Más cerveza fría, por favor, o me derrumbaré al lado de los perros callejeros que vagabundean a mi alrededor

Sirven los langostinos. Son enormes, blandos, insípidos. Marisco de agua cálida. Aquí todo lo que tiene caparazón crece mucho. Como esas cucarachas gigantescas que veo recorrer la basura amontonada en la esquina. En el interior del restaurante atruena un karaoke. La mujer insiste. Declino amablemente sus invitaciones. Ella se resigna bebiendo güisqui con agua. Entre ella y una amiga calva se bajan una botella en lo que yo doy cuenta de mi comida. De vez en cuando me saluda, se levanta y bailotea un éxito popular del karaoke. Observo la calle y sus paseantes nocturnos. Mototaxistas, homosexuales y practicantes de thai Boxing, todo músculo y tatuajes.

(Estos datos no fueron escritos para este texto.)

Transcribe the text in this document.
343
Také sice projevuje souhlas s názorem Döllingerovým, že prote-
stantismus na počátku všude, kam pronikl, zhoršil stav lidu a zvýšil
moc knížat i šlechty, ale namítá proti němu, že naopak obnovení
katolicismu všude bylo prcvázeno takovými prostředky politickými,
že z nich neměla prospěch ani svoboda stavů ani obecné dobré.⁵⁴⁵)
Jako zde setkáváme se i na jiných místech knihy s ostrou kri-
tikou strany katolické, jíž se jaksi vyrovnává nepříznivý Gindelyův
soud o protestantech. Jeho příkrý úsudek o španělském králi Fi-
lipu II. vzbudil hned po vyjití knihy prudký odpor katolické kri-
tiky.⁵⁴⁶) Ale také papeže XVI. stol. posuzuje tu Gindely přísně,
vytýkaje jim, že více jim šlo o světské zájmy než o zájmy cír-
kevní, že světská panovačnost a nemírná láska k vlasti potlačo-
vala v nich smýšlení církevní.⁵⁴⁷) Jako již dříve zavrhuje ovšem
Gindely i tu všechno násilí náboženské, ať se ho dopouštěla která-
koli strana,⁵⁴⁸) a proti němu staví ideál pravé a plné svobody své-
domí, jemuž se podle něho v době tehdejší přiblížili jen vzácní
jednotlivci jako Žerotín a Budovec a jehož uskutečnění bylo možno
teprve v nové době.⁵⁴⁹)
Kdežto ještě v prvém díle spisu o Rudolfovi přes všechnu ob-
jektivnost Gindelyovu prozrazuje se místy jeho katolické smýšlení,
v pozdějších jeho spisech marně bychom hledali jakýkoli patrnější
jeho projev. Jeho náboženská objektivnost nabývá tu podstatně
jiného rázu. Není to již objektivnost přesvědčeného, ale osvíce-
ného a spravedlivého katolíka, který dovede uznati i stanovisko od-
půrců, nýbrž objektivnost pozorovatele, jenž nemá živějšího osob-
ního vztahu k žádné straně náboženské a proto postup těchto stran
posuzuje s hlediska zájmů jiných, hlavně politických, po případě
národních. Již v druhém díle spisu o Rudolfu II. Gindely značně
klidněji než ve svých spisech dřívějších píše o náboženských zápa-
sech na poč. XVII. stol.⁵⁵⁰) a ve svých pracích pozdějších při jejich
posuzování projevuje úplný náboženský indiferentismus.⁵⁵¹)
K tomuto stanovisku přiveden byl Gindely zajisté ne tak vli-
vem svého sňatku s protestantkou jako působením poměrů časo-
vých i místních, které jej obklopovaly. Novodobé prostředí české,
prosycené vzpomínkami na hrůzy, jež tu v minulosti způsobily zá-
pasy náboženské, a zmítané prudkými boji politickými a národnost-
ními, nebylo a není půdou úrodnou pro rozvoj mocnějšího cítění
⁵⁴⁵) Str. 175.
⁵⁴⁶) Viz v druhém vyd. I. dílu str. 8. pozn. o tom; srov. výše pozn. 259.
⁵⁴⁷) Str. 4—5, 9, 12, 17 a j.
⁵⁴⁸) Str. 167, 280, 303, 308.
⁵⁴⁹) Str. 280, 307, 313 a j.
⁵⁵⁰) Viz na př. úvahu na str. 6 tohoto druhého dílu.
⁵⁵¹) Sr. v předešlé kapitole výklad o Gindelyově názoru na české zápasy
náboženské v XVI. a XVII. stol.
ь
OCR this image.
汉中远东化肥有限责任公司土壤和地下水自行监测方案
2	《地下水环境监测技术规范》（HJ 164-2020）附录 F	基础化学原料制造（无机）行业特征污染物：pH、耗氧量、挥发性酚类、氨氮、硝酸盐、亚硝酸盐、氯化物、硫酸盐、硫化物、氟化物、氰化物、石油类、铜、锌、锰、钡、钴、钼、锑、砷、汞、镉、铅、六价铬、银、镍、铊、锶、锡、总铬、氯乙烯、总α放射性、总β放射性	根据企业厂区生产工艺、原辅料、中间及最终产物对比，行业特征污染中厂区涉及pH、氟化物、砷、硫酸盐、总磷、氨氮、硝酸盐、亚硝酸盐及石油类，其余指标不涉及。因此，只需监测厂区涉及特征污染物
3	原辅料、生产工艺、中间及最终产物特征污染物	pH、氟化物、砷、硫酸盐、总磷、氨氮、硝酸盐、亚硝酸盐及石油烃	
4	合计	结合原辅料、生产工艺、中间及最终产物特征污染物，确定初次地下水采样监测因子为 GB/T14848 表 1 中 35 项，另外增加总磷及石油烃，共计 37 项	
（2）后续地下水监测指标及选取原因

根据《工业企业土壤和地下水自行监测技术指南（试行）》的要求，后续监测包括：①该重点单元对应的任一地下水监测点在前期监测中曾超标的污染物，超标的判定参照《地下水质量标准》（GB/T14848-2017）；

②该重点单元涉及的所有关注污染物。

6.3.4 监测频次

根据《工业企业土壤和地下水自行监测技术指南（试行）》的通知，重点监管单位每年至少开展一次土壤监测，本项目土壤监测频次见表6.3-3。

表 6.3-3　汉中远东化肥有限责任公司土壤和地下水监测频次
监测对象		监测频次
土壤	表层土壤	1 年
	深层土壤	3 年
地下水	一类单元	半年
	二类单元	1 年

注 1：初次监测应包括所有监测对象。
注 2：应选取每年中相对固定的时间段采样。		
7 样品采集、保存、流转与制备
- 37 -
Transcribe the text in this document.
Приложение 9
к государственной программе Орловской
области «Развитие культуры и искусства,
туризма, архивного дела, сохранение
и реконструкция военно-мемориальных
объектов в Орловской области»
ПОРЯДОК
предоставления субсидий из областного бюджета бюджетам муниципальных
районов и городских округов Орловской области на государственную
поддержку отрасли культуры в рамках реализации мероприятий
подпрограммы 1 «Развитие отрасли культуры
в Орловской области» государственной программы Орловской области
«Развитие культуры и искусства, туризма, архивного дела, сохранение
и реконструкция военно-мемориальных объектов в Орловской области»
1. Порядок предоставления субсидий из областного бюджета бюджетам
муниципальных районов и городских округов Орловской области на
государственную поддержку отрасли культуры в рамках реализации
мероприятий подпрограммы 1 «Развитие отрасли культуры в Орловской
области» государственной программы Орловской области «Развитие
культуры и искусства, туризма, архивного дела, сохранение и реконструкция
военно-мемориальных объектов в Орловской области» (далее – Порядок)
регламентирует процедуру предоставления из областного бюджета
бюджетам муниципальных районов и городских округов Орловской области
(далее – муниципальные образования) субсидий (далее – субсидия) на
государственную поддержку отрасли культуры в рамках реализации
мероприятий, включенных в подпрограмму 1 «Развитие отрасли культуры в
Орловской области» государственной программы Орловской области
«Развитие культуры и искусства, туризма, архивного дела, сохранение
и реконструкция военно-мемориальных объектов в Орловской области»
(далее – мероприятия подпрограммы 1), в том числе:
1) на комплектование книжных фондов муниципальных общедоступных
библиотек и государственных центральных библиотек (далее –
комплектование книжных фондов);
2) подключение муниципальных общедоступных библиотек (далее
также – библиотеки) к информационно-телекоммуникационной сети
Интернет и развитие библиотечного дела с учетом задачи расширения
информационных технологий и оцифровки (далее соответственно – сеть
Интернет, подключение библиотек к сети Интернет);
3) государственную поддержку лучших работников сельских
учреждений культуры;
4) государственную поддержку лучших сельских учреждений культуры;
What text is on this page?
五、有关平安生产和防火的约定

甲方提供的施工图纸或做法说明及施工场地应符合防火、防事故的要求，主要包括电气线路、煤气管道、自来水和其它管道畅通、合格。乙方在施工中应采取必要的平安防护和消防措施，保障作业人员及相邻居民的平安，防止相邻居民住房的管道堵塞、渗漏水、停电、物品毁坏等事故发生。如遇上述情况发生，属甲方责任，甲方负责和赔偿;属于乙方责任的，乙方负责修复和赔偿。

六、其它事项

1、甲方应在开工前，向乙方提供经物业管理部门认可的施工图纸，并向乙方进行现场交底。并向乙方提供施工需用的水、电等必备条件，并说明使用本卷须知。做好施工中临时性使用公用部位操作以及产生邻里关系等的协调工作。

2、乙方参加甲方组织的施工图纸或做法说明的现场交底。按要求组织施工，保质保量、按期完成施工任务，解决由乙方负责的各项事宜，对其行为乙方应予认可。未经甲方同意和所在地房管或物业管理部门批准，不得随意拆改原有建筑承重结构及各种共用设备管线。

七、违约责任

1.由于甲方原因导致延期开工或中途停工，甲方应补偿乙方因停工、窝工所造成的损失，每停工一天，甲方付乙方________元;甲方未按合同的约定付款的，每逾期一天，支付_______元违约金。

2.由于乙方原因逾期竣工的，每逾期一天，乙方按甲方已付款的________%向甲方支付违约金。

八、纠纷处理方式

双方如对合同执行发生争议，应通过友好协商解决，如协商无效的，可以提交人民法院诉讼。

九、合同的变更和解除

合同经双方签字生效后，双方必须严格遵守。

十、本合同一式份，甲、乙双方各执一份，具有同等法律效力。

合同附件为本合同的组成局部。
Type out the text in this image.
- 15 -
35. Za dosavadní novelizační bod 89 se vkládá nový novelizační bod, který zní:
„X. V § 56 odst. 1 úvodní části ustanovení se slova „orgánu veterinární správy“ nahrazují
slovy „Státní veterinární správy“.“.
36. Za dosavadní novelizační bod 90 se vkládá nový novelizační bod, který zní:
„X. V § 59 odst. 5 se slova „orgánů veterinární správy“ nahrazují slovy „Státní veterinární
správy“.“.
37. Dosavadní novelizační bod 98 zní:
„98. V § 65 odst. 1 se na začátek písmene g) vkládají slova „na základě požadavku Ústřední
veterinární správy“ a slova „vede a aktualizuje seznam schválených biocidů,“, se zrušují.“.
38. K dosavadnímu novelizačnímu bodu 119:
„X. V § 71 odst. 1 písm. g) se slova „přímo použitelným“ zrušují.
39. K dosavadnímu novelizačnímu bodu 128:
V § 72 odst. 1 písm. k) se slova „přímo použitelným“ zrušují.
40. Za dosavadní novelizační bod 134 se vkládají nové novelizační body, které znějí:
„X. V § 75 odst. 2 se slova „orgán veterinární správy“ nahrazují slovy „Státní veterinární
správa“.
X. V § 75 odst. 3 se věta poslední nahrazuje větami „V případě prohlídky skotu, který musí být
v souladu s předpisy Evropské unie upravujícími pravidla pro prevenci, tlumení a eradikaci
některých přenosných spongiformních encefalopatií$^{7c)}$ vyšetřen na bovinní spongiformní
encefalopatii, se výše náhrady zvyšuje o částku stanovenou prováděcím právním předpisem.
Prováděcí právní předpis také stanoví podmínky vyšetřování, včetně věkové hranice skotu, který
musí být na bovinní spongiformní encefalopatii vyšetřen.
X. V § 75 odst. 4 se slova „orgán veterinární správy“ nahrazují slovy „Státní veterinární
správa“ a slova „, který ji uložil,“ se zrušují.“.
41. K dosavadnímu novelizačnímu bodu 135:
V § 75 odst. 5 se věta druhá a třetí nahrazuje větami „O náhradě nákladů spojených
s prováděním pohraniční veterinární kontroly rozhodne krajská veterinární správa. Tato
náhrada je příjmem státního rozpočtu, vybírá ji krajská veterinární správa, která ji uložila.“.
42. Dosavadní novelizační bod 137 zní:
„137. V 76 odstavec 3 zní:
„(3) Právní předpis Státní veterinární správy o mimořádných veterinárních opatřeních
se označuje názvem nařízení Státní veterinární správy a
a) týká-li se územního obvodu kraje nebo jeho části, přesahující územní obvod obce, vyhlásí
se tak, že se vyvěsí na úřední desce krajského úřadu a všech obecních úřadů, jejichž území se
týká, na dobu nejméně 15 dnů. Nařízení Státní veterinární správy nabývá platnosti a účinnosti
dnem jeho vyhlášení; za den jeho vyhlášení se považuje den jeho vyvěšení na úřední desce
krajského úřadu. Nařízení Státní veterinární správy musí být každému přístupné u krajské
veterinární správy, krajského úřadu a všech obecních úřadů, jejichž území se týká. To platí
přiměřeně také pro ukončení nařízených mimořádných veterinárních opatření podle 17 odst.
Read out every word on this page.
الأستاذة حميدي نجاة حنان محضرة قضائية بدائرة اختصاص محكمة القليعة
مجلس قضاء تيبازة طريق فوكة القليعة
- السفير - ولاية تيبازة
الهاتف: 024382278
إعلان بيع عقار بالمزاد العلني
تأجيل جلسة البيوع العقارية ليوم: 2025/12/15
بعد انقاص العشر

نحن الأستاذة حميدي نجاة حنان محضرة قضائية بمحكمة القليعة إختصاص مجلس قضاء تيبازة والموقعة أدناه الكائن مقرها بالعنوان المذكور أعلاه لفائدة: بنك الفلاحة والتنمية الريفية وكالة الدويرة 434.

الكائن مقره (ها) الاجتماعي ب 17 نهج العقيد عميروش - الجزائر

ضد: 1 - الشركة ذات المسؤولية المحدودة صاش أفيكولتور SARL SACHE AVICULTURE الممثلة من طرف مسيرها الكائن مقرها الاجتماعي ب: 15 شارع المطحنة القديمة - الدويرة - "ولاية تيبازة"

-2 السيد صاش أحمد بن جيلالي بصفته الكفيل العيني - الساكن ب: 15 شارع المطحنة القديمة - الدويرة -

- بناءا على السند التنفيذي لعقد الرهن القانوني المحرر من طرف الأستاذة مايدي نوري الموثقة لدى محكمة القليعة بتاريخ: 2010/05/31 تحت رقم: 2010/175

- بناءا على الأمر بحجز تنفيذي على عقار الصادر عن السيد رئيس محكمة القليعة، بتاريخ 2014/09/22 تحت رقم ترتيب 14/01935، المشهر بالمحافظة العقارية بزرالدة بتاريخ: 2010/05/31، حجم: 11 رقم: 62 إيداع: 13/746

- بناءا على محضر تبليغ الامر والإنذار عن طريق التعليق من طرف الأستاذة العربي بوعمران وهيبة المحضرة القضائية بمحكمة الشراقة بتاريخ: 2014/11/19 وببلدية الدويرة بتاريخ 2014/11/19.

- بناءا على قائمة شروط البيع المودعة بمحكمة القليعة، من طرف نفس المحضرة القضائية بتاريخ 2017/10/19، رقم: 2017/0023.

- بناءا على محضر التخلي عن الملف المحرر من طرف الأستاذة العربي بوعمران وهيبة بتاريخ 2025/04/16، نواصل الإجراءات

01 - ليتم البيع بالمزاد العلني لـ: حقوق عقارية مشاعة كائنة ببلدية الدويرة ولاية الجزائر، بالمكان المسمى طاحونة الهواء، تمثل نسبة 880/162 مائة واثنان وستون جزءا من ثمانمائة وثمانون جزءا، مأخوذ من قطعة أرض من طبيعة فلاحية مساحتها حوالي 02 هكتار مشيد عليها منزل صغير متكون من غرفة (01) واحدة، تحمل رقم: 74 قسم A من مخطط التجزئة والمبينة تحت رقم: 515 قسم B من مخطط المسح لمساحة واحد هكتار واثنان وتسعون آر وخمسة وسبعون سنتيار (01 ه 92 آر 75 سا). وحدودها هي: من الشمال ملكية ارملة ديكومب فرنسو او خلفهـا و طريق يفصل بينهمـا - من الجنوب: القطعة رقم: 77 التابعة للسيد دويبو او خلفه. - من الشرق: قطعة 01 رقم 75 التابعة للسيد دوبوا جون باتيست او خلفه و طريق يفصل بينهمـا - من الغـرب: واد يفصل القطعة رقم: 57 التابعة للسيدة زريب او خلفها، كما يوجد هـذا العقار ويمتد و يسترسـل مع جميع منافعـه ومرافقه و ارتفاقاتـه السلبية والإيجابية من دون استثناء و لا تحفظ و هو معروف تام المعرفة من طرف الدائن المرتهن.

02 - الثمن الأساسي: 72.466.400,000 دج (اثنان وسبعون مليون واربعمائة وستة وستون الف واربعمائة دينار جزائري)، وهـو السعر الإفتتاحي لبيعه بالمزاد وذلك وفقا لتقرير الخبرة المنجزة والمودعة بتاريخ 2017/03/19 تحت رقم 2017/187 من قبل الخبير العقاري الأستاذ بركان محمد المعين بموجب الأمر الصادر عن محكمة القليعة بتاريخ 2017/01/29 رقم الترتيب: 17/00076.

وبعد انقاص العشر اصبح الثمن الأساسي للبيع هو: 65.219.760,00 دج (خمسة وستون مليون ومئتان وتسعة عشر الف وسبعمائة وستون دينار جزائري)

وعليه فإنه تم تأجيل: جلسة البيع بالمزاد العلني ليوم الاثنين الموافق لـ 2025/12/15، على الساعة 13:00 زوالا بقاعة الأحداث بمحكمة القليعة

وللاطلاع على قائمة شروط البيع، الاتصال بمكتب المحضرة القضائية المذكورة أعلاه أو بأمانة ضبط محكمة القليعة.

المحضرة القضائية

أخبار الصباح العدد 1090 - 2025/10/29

Acabo mi cerveza y me doy cuenta de que estoy completamente grogui por el calor, el cansancio y el alcohol. Me levanto. La mujer viene a despedirse. Miro sus ojos turbios y descubro en ellos un destello de candidez. No dormiría con ella ni aunque estuviera completamente inflamado de mosca española, yohimibina y películas de Ciocciolina, pero me cae bien, tanto como el taxista de la risa. “Volveré mañana”, prometo. Pago una cantidad ridícula y camino dando tumbos hasta el hotel. en la oscuridad del callejón se cruzan las ratas con total impunidad. Respiro el aire de la tórrida noche de Bangkok y me siento muy feliz por estar aquí.
—Bienvenido a Asia—me susurro a mí mismo antes de quedarme profundamente dormido sobre el duro catre a pesar del atroz ronquido del extractor.